Weighted Cell Information Gain¶

The CIG assumes that the unknown feature is independent from all other features. Features containing personal information often have inter-dependencies, e.g. firstnames and gender, or postcode and income.

One can look at the CIG as the worst-case scenario. Nothing of the uncertainty of the unknown feature can be explained by the other features.

The Weighted Cell Information Gain explores the best-case scenario: we assume that all observed correlations are due to causal dependencies between the features.

Let $X_j$ be the unknown feature. Then $H(X_j)$ , the entropy of feature $j$ , describes the amount of information contained in that feature. The conditional entropy $H\left(X_{j} \mid X_{1}, \ldots, X_{j-1}, X_{j+1}, \ldots, X_{m}\right)$ describes the amount of information contained in feature $j$ , given that all other feature values are known (taking all possible correlations into account).

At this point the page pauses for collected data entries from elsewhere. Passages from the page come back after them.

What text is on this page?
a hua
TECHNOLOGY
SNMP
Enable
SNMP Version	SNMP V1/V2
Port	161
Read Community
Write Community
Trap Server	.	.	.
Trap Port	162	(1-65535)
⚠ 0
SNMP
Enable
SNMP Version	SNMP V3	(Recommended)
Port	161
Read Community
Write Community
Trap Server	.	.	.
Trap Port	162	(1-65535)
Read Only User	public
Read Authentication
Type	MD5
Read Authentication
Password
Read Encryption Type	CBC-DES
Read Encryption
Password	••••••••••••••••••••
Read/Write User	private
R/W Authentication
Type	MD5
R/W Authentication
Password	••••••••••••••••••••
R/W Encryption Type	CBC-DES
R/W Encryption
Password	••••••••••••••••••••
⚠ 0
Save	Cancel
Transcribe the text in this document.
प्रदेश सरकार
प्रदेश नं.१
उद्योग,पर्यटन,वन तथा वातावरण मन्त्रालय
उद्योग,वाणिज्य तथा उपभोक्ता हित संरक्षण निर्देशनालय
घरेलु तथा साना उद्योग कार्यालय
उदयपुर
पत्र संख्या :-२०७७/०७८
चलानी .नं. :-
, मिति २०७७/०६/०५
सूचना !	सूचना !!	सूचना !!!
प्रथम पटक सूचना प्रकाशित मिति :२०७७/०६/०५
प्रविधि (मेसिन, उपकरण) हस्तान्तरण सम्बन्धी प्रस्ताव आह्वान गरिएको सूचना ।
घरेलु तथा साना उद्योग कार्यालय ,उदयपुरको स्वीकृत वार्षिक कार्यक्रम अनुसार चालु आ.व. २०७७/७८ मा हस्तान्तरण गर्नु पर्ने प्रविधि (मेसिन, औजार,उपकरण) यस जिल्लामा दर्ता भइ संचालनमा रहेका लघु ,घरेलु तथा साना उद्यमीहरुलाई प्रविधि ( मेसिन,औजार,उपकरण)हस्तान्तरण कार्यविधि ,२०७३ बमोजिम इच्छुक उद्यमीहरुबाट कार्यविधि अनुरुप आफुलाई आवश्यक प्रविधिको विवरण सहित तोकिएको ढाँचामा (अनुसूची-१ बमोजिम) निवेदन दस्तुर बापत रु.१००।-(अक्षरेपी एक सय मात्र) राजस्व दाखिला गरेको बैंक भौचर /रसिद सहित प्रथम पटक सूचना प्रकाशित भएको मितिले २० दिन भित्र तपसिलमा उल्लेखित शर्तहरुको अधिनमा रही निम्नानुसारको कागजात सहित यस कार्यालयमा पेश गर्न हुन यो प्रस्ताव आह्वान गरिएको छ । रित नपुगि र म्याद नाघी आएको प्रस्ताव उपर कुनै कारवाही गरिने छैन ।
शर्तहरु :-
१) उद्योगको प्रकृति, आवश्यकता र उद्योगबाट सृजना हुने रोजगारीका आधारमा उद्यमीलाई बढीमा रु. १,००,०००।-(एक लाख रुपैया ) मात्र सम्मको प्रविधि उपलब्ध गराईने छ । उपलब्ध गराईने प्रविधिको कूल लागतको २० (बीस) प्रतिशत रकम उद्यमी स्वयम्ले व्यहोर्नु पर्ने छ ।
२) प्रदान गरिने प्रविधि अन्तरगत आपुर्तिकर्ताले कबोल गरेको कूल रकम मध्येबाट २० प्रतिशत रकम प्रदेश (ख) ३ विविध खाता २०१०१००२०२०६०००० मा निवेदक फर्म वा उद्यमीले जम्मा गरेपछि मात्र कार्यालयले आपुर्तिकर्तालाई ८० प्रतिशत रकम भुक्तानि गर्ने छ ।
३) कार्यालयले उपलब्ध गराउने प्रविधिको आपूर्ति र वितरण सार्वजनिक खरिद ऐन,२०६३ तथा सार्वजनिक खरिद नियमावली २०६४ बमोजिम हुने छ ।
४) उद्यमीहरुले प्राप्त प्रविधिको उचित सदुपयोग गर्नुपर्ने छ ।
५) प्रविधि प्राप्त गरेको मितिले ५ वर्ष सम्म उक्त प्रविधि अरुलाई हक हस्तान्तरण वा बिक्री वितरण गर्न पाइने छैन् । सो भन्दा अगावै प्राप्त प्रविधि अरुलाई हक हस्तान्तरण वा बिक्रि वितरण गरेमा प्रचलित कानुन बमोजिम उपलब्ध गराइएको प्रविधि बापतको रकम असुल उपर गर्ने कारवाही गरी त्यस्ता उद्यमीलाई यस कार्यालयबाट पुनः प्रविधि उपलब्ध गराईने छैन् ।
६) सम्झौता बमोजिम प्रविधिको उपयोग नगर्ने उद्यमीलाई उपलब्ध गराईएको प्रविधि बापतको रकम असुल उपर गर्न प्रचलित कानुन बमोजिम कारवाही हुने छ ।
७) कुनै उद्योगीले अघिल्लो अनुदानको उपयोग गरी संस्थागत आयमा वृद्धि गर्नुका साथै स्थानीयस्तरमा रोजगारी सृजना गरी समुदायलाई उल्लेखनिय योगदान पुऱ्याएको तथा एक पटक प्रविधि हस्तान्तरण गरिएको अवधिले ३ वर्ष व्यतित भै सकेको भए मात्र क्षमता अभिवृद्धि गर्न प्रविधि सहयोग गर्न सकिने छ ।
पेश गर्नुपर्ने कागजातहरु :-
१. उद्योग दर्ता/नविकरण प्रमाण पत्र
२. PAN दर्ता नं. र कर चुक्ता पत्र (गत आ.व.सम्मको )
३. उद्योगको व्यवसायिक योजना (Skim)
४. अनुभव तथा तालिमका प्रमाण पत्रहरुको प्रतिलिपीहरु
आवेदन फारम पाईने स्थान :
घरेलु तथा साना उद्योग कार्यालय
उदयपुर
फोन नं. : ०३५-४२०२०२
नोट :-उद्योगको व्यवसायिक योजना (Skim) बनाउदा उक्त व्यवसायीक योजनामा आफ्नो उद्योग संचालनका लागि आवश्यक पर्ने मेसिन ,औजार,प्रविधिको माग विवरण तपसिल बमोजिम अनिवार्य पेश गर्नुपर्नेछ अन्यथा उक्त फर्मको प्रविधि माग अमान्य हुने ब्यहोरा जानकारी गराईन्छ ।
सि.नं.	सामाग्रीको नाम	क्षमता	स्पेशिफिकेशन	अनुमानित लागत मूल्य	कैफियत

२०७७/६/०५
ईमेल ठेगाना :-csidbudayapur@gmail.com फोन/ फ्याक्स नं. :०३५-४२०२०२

Dividing the conditional entropy by the entropy of the feature, we get a factor that describes what fraction of the information in a feature can not be explained by the correlations with all other features.

$w_j =\frac{H\left(X_{j} \mid X_{1}, \ldots, X_{j-1}, X_{j+1}, \ldots, X_{m}\right)}{H(X_j)},$

The wCIG is defined as the CIG value multiplied by factor $w_j$ .

$wCIG(i,j) = w_j * CIG(i, j)$

Caution¶

Correlation does not mean causation. A trivial counterexample is the following dataset:

A	B
a	b
c	r
f	e

There is a perfect correlation between feature A and B, thus all wCIG values are zero. However, there is no causal relationship between the two. In fact, the CIG values are quite high, as all values are unique.